Major League Baseball

#31 デーブ・ウィンフィールド(Dave WINFIELD) | OF

デーブ・ウインフィールド

  • 1973年6月ドラフト・パドレス1位(全米4番目)
  • 1951年10月3日生 右投右打 201センチ 100キロ
  • ミネソタ州出身

選手の紹介文
パドレスのキャプで殿堂入りを決めたウインフィールド。鳴り物入りでメジャー入りし、走攻守で万能ぶりを発揮したデーブ・ウインフィールド。FA時代到来と共に大型契約を交わし話題になるものの、念願の世界一を果たすには晩年まで待たなければならなかった。オールスター出場も12回を数え、通算安打数は3110本を数えている。殿堂入りも果たし、背番号31番はパドレスの永久欠番に指定されている。

ミネソタ州セントポールに生まれたウインフィールドだが、生まれた日(1951年10月3日)はジャイアンツのボビー・トムソンがプレーオフで「世界中が聞いたHR」を放った日であり、その時点で運命は決まっていたのかもしれない。幼少時から野球に加え、バスケットボールでも桁違いの実力を見せていた。高校卒業時にはオリオールズから40位指名(全米882番目)を受けるも大学進学を選択している。

大学進学後は、野球では投手として13勝1敗、打者として打率.400をマークすれば、バスケットボールでもスター選手として活躍した。卒業時にはパドレスから1位指名(全米4番目)を受けるが、その他にもNBAのアトランタ・ホークス、ABAのユタ・スターズというバスケットボールの2リーグに加え、大学時代はプレーしていないアメリカンフットボールでもNFLのミネソタ・バイキングスからもドラフト指名を受けたのである。

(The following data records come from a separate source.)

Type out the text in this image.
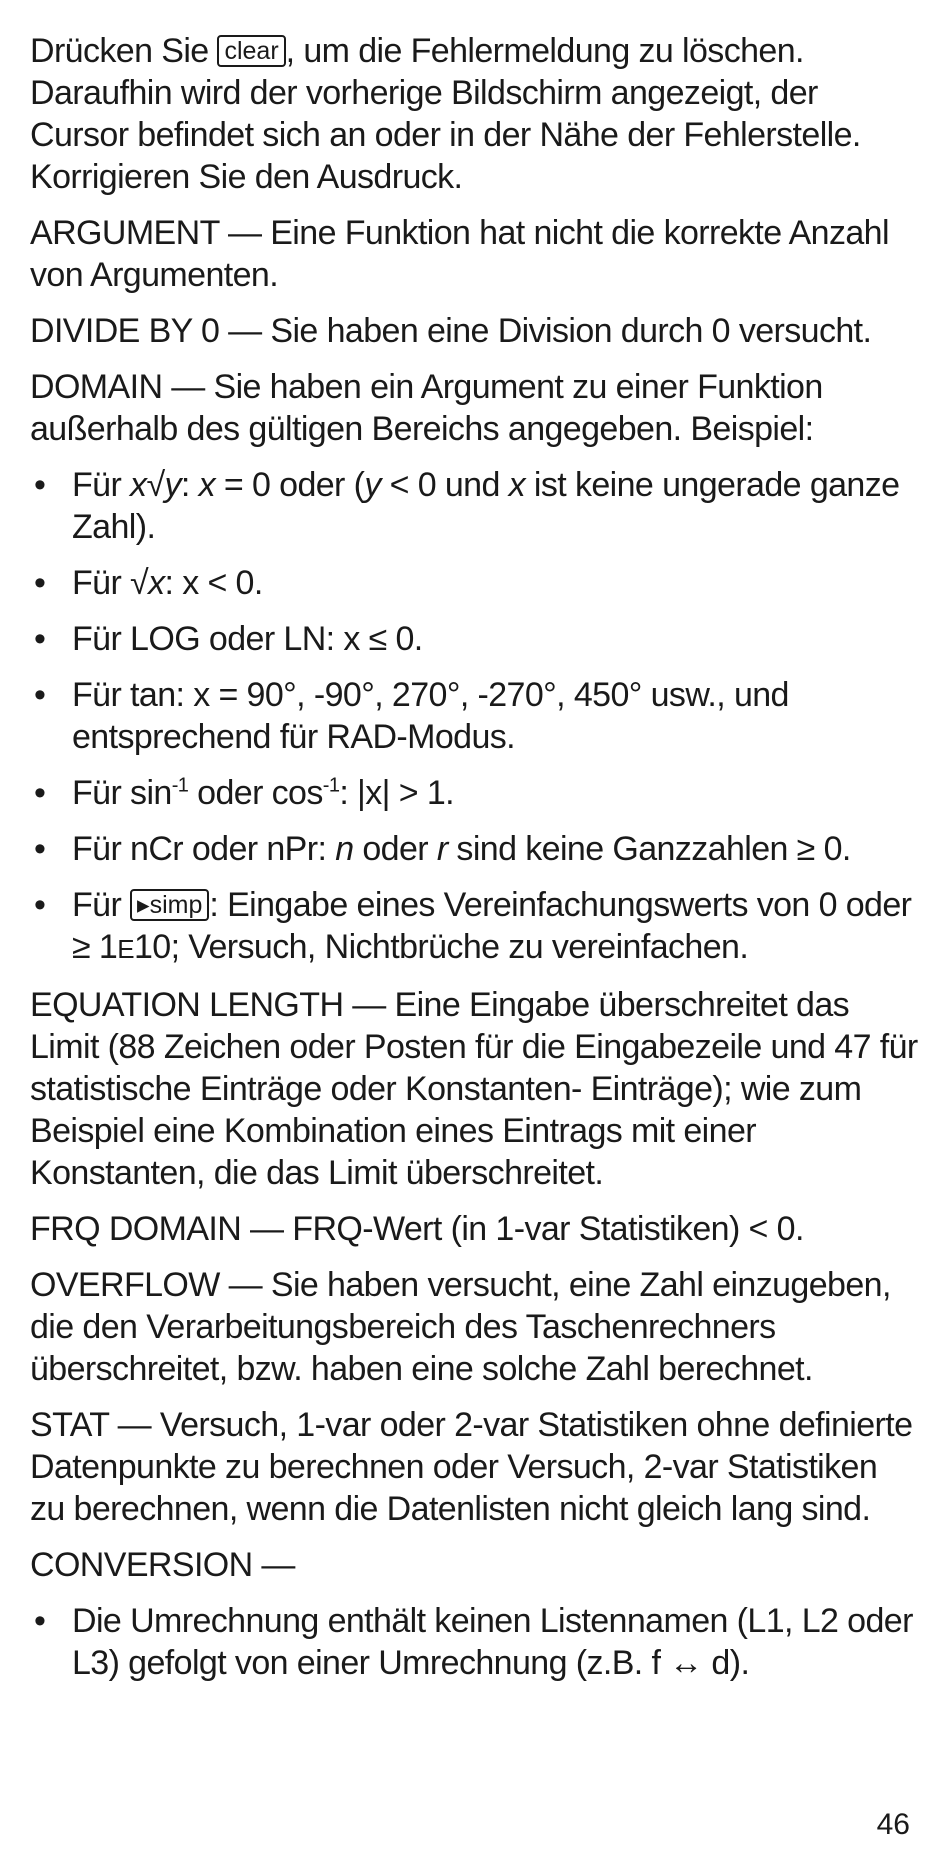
Drücken Sie clear , um die Fehlermeldung zu löschen. Daraufhin wird der vorherige Bildschirm angezeigt, der Cursor befindet sich an oder in der Nähe der Fehlerstelle. Korrigieren Sie den Ausdruck.

ARGUMENT — Eine Funktion hat nicht die korrekte Anzahl von Argumenten.

DIVIDE BY 0 — Sie haben eine Division durch 0 versucht.

DOMAIN — Sie haben ein Argument zu einer Funktion außerhalb des gültigen Bereichs angegeben. Beispiel:

• Für x√y: x = 0 oder (y < 0 und x ist keine ungerade ganze Zahl).
• Für √x: x < 0.
• Für LOG oder LN: x ≤ 0.
• Für tan: x = 90°, -90°, 270°, -270°, 450° usw., und entsprechend für RAD-Modus.
• Für $\sin^{-1}$ oder $\cos^{-1}$: |x| > 1.
• Für nCr oder nPr: n oder r sind keine Ganzzahlen ≥ 0.
• Für ▸simp : Eingabe eines Vereinfachungswerts von 0 oder ≥ 1E10; Versuch, Nichtbrüche zu vereinfachen.

EQUATION LENGTH — Eine Eingabe überschreitet das Limit (88 Zeichen oder Posten für die Eingabezeile und 47 für statistische Einträge oder Konstanten- Einträge); wie zum Beispiel eine Kombination eines Eintrags mit einer Konstanten, die das Limit überschreitet.

FRQ DOMAIN — FRQ-Wert (in 1-var Statistiken) < 0.

OVERFLOW — Sie haben versucht, eine Zahl einzugeben, die den Verarbeitungsbereich des Taschenrechners überschreitet, bzw. haben eine solche Zahl berechnet.

STAT — Versuch, 1-var oder 2-var Statistiken ohne definierte Datenpunkte zu berechnen oder Versuch, 2-var Statistiken zu berechnen, wenn die Datenlisten nicht gleich lang sind.

CONVERSION —

• Die Umrechnung enthält keinen Listennamen (L1, L2 oder L3) gefolgt von einer Umrechnung (z.B. f ↔ d).
46
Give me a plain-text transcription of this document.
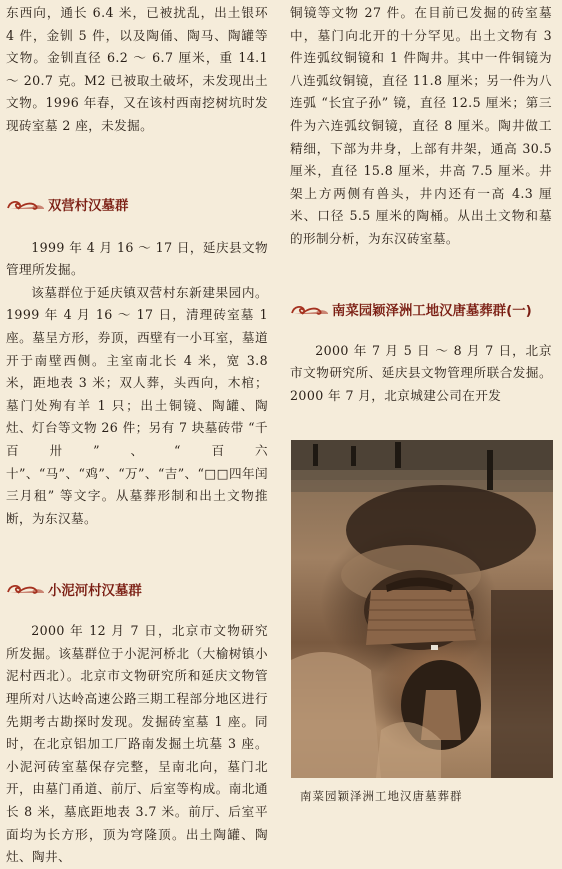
东西向，通长 6.4 米，已被扰乱，出土银环 4 件，金钏 5 件，以及陶俑、陶马、陶罐等文物。金钏直径 6.2 ～ 6.7 厘米，重 14.1 ～ 20.7 克。M2 已被取土破坏，未发现出土文物。1996 年春，又在该村西南挖树坑时发现砖室墓 2 座，未发掘。

双营村汉墓群

1999 年 4 月 16 ～ 17 日，延庆县文物管理所发掘。

该墓群位于延庆镇双营村东新建果园内。1999 年 4 月 16 ～ 17 日，清理砖室墓 1 座。墓呈方形，券顶，西壁有一小耳室，墓道开于南壁西侧。主室南北长 4 米，宽 3.8 米，距地表 3 米；双人葬，头西向，木棺；墓门处殉有羊 1 只；出土铜镜、陶罐、陶灶、灯台等文物 26 件；另有 7 块墓砖带 “千百卅”、“百六十”、“马”、“鸡”、“万”、“吉”、“□□四年闰三月租” 等文字。从墓葬形制和出土文物推断，为东汉墓。

小泥河村汉墓群

2000 年 12 月 7 日，北京市文物研究所发掘。该墓群位于小泥河桥北（大榆树镇小泥村西北）。北京市文物研究所和延庆文物管理所对八达岭高速公路三期工程部分地区进行先期考古勘探时发现。发掘砖室墓 1 座。同时，在北京铝加工厂路南发掘土坑墓 3 座。小泥河砖室墓保存完整，呈南北向，墓门北开，由墓门甬道、前厅、后室等构成。南北通长 8 米，墓底距地表 3.7 米。前厅、后室平面均为长方形，顶为穹隆顶。出土陶罐、陶灶、陶井、

铜镜等文物 27 件。在目前已发掘的砖室墓中，墓门向北开的十分罕见。出土文物有 3 件连弧纹铜镜和 1 件陶井。其中一件铜镜为八连弧纹铜镜，直径 11.8 厘米；另一件为八连弧 “长宜子孙” 镜，直径 12.5 厘米；第三件为六连弧纹铜镜，直径 8 厘米。陶井做工精细，下部为井身，上部有井架，通高 30.5 厘米，直径 15.8 厘米，井高 7.5 厘米。井架上方两侧有兽头，井内还有一高 4.3 厘米、口径 5.5 厘米的陶桶。从出土文物和墓的形制分析，为东汉砖室墓。

南菜园颖泽洲工地汉唐墓葬群(一)

2000 年 7 月 5 日 ～ 8 月 7 日，北京市文物研究所、延庆县文物管理所联合发掘。2000 年 7 月，北京城建公司在开发

南菜园颖泽洲工地汉唐墓葬群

異なる3種目でドラフト指名を受けるということは、ウインフィールドがいかに万能なアスリートであるかの証明でもある(異なる3種目でのドラフト指名はデーブ・ローガンとウインフィールドの2人だけである)。異なる3種目に加え、4つのリーグからの指名となるとウインフィールドが史上初となる。結果として野球を選んだウインフィールドは、パドレスとの契約に合意したのである。

ドラフト指名から2週間後にはパドレスのユニフォームを着て、メジャーリーグの舞台に立ったのである。マイナーリーグを経験せずにメジャーリーグでプレーすることになったのである。デビュー戦で早くもヒットを記録すると、そのまま6試合連続安打を記録。この年は56試合に出場し、打率.277、3HR、12打点という数字に終わっている。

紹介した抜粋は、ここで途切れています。